I soldi? In Campania. E il Veneto perde il treno

Qualcuno potrà obiettare che in fondo in fondo «noblesse oblige» e che il vanto storico rappresentato dalla prima linea ferroviaria italiana - quella inaugurata il 3 ottobre 1839 da Napoli a Portici, un brivido di nove minuti e mezzo per percorrere 7,2 chilometri con 258 passeggeri a bordo! - vorrà pur dire ancora qualcosa. Considerazione sacrosanta, ci mancherebbe. Fatto sta che viene un po’ da sorridere, se in verità non ci fosse ben più di che piangere, a scorrere i dati e le cifre relativi ai finanziamenti statali piovuti dal 1990 a oggi in Campania e Veneto per la realizzazione dei rispettivi Sfmr, acronimo che significa Sistemi ferroviari metropolitani regionali. Ovvero, tanto per rendere l’impronunciabile acronimo quantomeno comprensibile, si tratta di quei matassoni fatti di linee ferrate e locomotive, di convogli e di stazioni, di segnaletica e di quantaltro dovrebbe servire per trasportare persone e cose da un punto all’altro di un territorio.

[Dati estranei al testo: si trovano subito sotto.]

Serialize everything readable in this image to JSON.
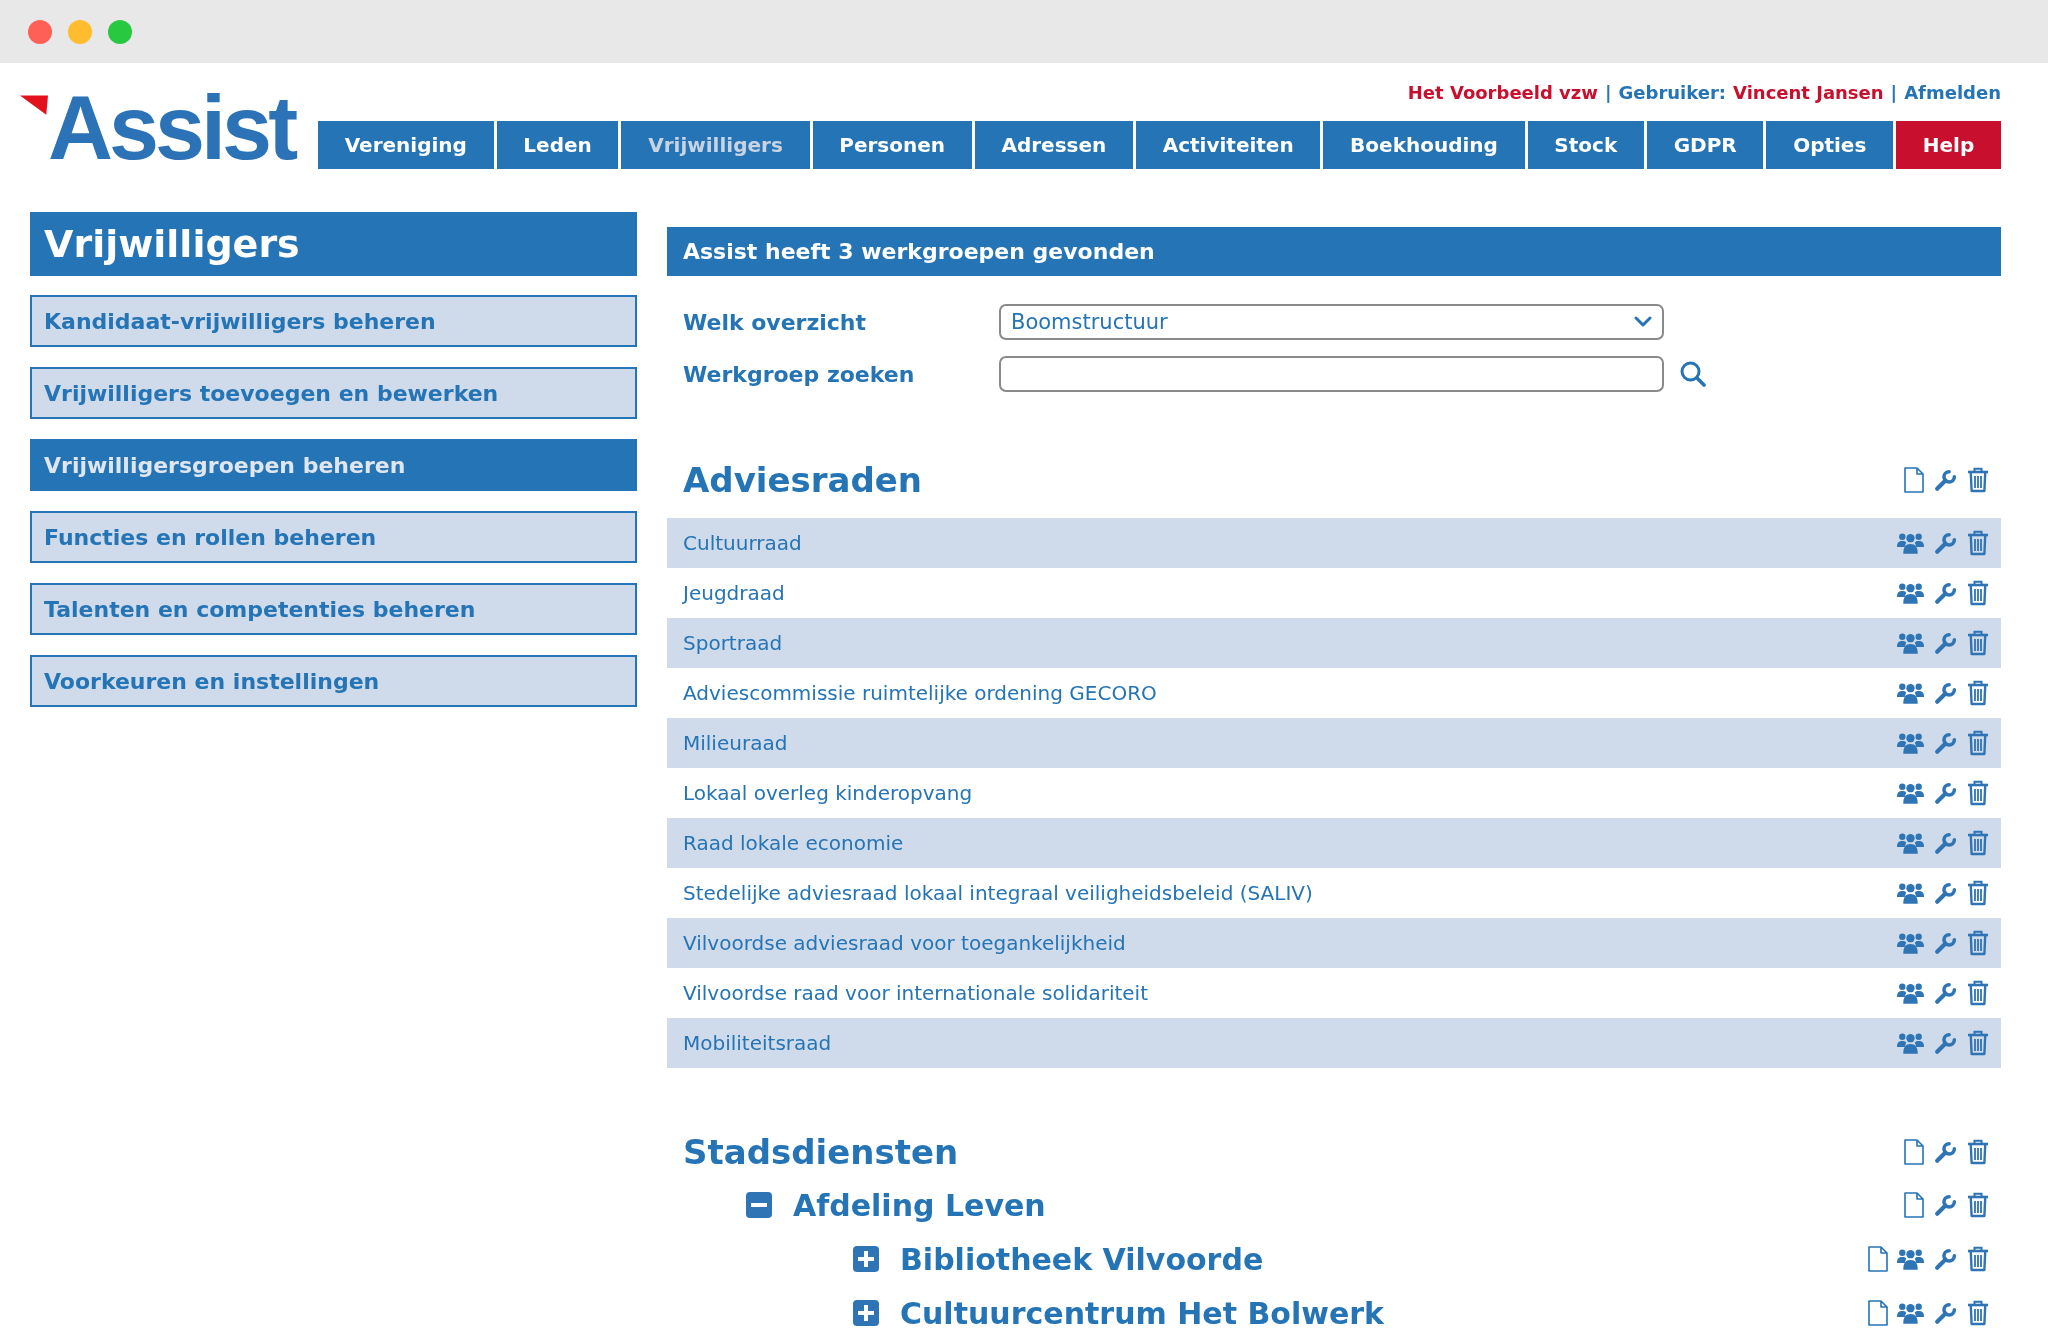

Pioggia di finanziamenti, si diceva? Forse sarebbe meglio frenare gli entusiasmi. E magari usare con più attenzione i termini meteorologici dal momento che, a ben vedere, queste «precipitazioni» di denaro hanno avuto un andamento tutt’altro che equanime. Miliardi contro milioni, tanto per intenderci. I primi corsi veloci come Frecce rosse dirette senza fermate in Campania e i secondi arrancanti invece al ritmo di accelerati, con destinazione finale le lande comprese tra la laguna Serenissima e le Dolomiti. Si è trattato di una non equanimità peraltro bipartisan, considerati i colori dei governi succedutisi in questo arco di tempo. Questo per dire che se dal 1990 a oggi sul sistema ferroviario campano ha letteralmente diluviato, i bravi veneti sono rimasti invece con gli occhi rivolti al cielo nell’attesa che arrivasse quantomeno una spruzzata. E al massimo di una spruzzata si è trattato, infatti.

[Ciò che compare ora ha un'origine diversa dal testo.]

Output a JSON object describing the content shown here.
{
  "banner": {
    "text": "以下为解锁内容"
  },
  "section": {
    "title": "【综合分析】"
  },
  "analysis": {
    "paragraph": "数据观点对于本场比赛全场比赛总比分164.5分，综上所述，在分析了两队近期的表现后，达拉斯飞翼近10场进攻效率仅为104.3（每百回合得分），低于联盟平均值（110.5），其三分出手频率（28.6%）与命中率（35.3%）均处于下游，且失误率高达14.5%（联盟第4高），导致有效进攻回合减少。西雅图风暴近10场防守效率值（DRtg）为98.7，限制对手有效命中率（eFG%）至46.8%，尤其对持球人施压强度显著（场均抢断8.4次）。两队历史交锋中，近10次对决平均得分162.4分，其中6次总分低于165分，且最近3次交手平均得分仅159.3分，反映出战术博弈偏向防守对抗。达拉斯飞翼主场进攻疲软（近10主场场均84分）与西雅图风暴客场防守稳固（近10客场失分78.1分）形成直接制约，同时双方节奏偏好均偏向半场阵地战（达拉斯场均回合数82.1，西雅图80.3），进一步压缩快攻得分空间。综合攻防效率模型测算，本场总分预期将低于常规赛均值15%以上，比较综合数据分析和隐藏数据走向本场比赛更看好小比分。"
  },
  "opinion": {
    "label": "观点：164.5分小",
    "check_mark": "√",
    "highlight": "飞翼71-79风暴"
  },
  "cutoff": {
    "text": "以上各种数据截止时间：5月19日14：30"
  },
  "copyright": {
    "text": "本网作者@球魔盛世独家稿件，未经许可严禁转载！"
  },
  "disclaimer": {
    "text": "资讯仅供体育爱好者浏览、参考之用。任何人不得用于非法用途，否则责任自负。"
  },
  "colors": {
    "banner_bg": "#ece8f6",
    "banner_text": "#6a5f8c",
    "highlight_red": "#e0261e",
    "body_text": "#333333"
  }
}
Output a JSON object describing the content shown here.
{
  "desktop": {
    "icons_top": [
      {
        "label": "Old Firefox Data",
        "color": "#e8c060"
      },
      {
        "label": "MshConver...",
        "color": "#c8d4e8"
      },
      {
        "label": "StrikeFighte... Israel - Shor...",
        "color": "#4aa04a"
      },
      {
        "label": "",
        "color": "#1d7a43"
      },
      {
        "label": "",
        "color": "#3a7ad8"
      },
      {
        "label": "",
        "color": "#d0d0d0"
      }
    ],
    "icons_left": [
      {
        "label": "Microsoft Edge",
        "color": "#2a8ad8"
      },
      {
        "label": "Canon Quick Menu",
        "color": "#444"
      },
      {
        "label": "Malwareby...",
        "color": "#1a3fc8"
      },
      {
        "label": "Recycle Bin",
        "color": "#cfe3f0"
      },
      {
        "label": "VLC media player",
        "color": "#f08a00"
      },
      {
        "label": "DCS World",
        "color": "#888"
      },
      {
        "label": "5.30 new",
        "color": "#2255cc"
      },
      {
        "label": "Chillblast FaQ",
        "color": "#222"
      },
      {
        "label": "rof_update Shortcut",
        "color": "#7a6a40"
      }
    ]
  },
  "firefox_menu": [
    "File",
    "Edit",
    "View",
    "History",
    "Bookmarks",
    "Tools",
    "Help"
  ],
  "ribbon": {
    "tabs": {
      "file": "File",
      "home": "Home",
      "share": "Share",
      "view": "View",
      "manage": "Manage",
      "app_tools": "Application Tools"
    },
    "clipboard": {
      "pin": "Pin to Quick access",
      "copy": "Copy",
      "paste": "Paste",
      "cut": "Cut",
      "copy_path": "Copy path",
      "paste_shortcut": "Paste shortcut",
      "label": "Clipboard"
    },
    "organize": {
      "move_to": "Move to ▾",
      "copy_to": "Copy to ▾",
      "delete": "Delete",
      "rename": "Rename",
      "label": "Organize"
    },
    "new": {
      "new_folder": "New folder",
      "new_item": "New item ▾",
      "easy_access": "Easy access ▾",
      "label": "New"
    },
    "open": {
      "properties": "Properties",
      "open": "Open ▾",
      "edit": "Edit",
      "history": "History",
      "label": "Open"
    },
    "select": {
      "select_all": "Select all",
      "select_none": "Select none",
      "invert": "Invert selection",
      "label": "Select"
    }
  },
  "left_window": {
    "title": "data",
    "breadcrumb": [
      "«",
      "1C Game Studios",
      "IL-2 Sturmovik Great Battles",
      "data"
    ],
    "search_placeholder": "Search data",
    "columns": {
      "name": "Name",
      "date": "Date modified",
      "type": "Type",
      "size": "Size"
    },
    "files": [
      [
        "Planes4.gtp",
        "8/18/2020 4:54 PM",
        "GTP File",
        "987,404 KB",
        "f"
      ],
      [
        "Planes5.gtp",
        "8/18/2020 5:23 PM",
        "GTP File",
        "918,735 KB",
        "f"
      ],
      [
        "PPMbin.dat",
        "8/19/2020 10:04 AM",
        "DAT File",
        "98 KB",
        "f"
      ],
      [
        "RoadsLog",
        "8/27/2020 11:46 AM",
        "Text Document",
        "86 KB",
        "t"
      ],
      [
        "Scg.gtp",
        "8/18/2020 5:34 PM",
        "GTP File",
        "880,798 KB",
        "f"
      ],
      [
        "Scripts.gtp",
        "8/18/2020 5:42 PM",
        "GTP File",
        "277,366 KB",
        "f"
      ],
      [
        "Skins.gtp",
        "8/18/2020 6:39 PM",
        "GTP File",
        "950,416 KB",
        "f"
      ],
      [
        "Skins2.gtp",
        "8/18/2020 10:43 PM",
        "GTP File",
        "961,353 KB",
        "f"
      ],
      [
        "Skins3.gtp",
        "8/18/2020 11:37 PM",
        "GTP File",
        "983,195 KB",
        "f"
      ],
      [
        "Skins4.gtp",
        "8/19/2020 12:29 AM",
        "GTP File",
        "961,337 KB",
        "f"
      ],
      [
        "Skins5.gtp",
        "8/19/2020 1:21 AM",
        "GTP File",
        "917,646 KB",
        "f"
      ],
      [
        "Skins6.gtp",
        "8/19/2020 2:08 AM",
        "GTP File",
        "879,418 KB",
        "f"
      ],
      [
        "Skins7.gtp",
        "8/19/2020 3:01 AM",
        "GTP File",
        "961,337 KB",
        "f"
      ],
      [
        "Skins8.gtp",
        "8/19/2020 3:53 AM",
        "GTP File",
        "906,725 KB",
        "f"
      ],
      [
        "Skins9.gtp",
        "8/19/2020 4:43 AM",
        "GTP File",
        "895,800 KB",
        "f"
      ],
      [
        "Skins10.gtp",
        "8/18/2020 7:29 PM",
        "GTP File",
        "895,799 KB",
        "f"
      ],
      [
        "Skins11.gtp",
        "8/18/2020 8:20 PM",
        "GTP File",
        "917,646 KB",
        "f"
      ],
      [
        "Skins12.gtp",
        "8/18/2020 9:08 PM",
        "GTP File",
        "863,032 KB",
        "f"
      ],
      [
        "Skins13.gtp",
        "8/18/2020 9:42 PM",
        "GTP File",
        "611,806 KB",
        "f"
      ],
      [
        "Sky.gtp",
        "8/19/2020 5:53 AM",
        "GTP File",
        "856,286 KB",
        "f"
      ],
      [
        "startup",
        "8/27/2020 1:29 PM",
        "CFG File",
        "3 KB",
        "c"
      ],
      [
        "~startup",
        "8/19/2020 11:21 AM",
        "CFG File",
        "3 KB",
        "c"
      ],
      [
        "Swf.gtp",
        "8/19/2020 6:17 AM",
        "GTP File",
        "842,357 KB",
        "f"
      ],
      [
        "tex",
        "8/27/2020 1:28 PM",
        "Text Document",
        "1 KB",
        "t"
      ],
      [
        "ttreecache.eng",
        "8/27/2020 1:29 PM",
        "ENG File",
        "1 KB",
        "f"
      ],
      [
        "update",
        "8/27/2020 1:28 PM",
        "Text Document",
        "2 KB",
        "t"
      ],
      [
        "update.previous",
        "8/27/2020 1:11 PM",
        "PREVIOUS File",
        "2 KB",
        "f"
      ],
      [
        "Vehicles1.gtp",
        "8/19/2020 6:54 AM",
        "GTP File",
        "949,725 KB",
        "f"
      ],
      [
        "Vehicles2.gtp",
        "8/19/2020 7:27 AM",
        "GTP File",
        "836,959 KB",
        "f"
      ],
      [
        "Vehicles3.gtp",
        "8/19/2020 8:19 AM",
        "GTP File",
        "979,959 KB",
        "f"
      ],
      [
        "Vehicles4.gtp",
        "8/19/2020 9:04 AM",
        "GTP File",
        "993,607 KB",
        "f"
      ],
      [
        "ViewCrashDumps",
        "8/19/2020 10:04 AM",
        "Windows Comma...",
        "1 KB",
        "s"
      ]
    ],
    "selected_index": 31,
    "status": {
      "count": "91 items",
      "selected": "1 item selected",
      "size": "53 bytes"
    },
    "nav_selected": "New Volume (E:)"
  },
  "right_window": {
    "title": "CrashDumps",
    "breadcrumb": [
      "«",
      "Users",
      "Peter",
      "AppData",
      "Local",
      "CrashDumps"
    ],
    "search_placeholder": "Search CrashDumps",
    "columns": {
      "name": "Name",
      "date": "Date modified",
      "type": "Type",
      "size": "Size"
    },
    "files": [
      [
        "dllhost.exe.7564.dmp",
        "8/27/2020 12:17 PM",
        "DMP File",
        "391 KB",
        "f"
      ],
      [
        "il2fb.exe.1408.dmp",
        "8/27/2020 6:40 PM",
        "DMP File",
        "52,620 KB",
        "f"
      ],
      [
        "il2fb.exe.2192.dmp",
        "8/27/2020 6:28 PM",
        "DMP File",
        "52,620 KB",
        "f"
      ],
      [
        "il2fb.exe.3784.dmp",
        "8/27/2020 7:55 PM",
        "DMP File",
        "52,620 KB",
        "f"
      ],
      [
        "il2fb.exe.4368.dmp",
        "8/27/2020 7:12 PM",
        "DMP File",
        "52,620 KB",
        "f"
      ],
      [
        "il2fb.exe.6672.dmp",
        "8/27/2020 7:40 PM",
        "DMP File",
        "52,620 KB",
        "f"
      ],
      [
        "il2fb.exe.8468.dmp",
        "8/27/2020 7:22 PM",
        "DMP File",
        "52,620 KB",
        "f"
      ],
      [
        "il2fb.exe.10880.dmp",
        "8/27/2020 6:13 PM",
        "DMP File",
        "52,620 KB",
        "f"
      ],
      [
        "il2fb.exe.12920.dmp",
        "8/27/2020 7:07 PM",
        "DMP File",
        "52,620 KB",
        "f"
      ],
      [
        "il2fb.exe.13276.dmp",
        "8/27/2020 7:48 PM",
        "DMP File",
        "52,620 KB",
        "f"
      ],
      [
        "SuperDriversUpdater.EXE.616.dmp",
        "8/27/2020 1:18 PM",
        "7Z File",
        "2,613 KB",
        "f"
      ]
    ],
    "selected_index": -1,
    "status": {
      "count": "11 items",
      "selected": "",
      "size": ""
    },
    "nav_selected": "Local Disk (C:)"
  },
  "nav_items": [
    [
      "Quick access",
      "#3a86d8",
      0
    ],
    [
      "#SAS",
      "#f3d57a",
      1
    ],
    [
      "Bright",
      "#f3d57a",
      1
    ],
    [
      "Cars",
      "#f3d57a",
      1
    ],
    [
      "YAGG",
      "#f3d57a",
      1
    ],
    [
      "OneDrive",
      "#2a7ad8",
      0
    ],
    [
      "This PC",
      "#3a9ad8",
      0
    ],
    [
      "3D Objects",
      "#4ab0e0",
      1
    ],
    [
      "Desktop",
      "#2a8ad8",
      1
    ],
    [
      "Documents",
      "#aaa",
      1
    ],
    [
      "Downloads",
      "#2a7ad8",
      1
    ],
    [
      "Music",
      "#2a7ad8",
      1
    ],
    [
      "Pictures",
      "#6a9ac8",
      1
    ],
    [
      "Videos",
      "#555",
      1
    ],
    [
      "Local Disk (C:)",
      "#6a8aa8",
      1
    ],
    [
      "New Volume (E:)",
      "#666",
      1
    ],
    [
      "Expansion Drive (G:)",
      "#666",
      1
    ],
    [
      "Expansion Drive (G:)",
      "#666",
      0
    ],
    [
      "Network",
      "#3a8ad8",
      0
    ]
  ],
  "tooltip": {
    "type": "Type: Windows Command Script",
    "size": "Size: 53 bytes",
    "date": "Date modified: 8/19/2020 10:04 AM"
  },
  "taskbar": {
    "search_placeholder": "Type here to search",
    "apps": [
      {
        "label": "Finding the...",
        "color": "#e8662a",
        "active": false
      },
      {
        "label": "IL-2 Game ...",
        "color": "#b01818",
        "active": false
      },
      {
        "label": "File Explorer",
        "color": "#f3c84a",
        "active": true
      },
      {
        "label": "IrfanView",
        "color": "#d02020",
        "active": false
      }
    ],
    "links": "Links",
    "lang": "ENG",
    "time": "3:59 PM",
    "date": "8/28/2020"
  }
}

Detto più nel dettaglio e in cifre, a Napoli e dintorni sono stati stanziati, erogati e già spesi fino a oggi 3 miliardi di euro, ai quali bisogna aggiungere la bazzecola di altri 2,5 in fase attuale di cantiere. Soldi trasformatisi così in 54 chilometri di nuove linee (altri 50 chilometri sono in via di realizzo), in 39 nuove stazioni (più altre 30 che stanno sorgendo), nonchè in nuovi convogli (costati solo loro 440 milioni).

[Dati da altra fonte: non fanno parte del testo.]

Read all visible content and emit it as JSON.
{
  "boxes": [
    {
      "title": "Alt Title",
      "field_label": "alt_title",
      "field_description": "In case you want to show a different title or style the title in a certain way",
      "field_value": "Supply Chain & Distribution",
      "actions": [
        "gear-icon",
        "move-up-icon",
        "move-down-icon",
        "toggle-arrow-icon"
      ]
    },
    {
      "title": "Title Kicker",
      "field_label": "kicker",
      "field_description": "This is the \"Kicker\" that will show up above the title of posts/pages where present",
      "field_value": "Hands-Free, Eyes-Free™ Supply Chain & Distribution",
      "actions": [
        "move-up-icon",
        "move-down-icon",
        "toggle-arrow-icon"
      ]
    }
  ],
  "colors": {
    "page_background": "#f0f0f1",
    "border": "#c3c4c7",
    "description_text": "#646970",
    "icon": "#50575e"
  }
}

E il Veneto? Come ci informa il quotidiano locale, il Gazzettino di Venezia, è rimasto proprio come il binario della canzone di Claudio Villa: triste e solitario. Quasi a secco. Lì, dal 1990 ai giorni nostri i vari governi susseguitisi hanno fatto piovere al massimo le proverbiali «quattro gocce». Nel dettaglio, la miseria di 182 milioni di euro (ovvero il 50% di quanto era stato chiesto) già spesi per la fase 1. Quanto alla fase 2, i 100 milioni che erano stati previsti hanno preso la strada dell’Abruzzo terremotato.
Consolerà forse un pochino i veneti l’aver fatto una buona azione, pur se obtorto collo. Li consolerà un po’ di più la concreta prospettiva che quei 100 milioni, come assicura Renato Chisso, assessore regionale alle Infrastrutture, «ci saranno ristornati».

Non li consolerà invece proprio per nulla il fatto che proprio nella loro terra, quella ribattezzata «Locomotiva d’Italia» per via dell’indubbia e indiscussa capacità di lavorare, produrre e correre a testa bassa, i treni invece continuano ad arrancare e a sbuffare, quasi che fossero ritornati all’epoca del carbone e del vapore.